The Harris County Appraisal District commented on proposed §9.4264(h) as follows: "We feel the property owners should not have to pay a fee for withdrawn arbitrations. With the increasing number of arbitrations in Harris County, we have seen this process turn into a lucrative business for some arbitrators. With payment on the line, many are eager to get the date in the books as quickly as possible and not be willing to work with property owners in changing the date so that their fee is secure. If anything, they should only receive payment for their time spent on the process which should be very negligible. Another suggestion is to change the window from fourteen days to thirty days. A change in this rule could make some big leaps on getting us all working together on scheduling."

In responding to these comments from the group of 35 arbitrators, 6 individual arbitrators, and the Harris County Appraisal District, the agency revised proposed §9.4264(h). The agency notes first that under adopted §9.4255(c), property owners and agents now have 45 calendar days in which to settle their cases and receive a refund of the deposit less the $50 administrative fee. Arbitrators are not appointed to an arbitration until the expiration of this 45-day period under adopted §9.4255(c).
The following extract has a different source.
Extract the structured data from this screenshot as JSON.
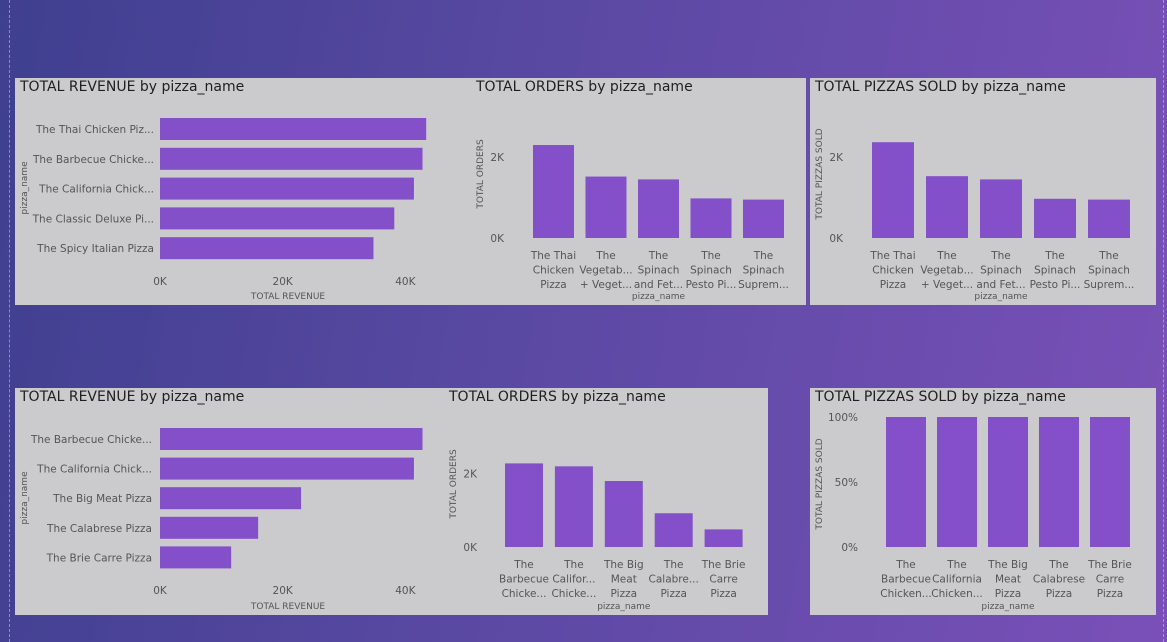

As a result, adopted §9.4264(g) now provides that "[i]f the owner or agent does not notify the comptroller of the withdrawal of a request for arbitration in writing received before the expiration of the 45 calendar-day settlement period pursuant to §9.4255(c) of this title, the comptroller shall pay out of the deposit the fee, if any, charged by the arbitrator." Put another way, once an arbitrator accepts an appointment to a case, he or she is to be paid the arbitrator's fee in the event the request for arbitration subsequently is withdrawn.

These new sections are adopted under Tax Code, §41A.13 (Rules), which authorizes the comptroller to adopt rules necessary to implement and administer Tax Code, Chapter 41A governing the appeal of appraisal review board orders through binding arbitration.

These new sections implement Tax Code, §§41A.01(2), 41A.03(a)(2)(F), 41A.06(b)(2)(F), 41A.061(c)(2), 41A.07(a)(1) and (2), and 41A.07(e), (f), and (g), and 41A.13.